A Body in the Street

She lied there gently across the rain. Her soft, brown hair flowed back in silence. Brown eyes searched the night, but only darkness was seen. Headlights flashed across skin, and tires sped on by, threatening to come close. Time paused, but only for a moment. Then, nothing, but she still remained.

I saw her a moment later. Cars cruised by like she wasn’t even there. Drivers were consumed with point A to point B. They just didn’t care and refused to look. If they looked, they too would have stopped, but they didn’t. And traffic was crunching close to my bumper, so I couldn’t slam on my brakes. I just drove by, saying a quiet prayer.

Someone would come. You would think that someone would come, but that train of thought would always be late to the station. Nobody wants to be a hero, and no one wants to get involved. We have become selfish, and still, no one has come. But she still thinks as she slips away that someone will.

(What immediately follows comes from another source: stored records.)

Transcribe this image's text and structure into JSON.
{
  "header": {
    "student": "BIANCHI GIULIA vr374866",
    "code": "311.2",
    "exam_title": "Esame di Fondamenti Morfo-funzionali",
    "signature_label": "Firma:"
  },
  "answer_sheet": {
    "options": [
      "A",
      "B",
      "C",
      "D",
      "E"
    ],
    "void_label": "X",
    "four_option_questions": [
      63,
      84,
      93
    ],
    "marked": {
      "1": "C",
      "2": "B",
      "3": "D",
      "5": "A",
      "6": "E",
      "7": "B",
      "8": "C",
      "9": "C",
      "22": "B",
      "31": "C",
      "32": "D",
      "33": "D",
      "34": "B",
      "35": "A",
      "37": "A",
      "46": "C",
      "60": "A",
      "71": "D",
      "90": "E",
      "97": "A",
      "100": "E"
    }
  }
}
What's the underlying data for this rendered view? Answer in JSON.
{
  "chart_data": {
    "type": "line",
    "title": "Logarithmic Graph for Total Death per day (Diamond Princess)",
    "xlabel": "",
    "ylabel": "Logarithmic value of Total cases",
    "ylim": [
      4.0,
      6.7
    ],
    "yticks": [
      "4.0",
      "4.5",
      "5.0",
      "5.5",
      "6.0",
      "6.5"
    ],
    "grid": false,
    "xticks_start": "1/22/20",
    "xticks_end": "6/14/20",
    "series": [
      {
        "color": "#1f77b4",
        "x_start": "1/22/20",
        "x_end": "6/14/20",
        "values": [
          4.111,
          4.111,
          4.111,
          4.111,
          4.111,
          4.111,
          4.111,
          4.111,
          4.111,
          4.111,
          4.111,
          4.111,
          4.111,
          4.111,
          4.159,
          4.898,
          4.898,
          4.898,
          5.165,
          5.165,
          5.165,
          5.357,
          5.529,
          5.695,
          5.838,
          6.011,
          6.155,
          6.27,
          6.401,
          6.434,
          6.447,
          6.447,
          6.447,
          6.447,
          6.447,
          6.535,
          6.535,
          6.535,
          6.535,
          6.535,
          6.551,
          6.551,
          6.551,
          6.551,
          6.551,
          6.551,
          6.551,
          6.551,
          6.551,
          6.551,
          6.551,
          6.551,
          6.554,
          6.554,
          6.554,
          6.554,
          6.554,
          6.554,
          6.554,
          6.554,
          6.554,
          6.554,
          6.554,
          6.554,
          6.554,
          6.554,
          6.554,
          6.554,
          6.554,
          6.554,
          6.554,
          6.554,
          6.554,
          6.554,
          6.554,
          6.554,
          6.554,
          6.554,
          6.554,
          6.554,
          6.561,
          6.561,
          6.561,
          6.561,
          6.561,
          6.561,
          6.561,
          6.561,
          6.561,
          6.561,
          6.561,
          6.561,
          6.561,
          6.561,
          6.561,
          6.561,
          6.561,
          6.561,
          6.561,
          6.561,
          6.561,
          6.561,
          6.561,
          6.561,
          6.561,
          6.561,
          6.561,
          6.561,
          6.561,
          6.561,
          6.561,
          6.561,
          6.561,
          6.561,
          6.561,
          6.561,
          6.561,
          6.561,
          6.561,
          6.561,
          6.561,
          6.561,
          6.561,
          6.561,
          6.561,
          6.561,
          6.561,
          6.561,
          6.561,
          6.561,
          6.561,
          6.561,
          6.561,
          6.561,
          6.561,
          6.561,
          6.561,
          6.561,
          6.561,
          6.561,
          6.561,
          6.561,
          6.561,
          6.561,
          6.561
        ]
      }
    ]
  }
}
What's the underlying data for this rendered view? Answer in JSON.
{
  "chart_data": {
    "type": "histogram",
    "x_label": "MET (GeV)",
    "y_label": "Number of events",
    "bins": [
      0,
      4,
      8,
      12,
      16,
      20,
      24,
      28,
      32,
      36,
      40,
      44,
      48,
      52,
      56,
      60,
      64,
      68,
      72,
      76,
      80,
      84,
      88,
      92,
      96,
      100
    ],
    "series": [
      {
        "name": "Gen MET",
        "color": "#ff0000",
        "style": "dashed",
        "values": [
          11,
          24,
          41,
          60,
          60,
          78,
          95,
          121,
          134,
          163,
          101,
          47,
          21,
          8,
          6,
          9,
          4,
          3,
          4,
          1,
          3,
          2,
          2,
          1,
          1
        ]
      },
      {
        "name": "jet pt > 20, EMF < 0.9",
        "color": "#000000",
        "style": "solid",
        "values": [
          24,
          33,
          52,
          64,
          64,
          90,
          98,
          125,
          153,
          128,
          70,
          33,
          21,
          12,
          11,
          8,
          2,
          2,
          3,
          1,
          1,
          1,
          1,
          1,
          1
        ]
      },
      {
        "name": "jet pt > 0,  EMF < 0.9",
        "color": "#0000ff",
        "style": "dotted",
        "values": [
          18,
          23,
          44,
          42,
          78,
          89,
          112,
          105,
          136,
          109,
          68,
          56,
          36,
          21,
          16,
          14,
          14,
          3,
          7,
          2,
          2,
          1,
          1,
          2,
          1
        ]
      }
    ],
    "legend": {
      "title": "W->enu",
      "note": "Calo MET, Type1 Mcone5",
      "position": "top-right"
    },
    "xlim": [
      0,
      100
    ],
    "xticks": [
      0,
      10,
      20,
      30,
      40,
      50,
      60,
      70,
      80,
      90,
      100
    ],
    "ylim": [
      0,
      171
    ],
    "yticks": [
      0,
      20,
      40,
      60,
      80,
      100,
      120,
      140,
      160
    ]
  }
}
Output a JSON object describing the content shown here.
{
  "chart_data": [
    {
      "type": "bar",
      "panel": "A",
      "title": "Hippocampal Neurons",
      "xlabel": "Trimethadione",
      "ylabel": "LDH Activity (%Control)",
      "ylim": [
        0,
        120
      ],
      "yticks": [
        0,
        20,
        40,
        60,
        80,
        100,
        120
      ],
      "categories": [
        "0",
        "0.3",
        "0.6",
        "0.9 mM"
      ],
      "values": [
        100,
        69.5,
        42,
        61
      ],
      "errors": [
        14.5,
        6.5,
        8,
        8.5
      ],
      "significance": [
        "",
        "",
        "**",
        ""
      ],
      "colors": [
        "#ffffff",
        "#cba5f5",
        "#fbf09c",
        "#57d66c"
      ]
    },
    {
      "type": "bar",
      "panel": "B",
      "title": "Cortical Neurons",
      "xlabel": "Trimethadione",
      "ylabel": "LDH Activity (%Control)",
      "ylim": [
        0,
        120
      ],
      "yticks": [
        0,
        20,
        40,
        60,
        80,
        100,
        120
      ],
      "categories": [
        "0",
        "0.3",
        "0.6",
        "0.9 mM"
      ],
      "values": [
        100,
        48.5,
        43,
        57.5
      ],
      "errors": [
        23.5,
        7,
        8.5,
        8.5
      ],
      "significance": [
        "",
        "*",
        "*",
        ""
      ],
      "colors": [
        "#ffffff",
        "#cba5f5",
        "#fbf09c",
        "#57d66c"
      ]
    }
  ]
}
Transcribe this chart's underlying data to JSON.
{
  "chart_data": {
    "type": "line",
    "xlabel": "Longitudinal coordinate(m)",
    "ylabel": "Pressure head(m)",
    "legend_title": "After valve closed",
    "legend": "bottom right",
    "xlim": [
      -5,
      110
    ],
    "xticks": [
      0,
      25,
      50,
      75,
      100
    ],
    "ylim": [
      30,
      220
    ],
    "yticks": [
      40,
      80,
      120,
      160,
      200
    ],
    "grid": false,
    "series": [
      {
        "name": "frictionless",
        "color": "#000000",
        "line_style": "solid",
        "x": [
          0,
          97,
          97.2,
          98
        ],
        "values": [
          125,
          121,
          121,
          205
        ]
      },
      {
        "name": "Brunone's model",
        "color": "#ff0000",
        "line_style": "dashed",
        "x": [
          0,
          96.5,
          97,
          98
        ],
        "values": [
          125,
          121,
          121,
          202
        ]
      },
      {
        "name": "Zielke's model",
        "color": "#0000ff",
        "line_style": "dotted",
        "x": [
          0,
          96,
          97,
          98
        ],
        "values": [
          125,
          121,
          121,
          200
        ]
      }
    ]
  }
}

The rain too has now fallen silent, and still she lies there. Somewhere in the darkness, there are flashing lights, but the emergency has come and gone. It’s just another body lying in the street, and the cars are just cruising by. And her hair is now covered with mud and debris, and her bones are broken. Her eyes are wide, but they capture nothing, no one. It’s just a shell now for us to lift when convenient and return to the earth, forgetting that a life was so endlessly lost, and we just drive on.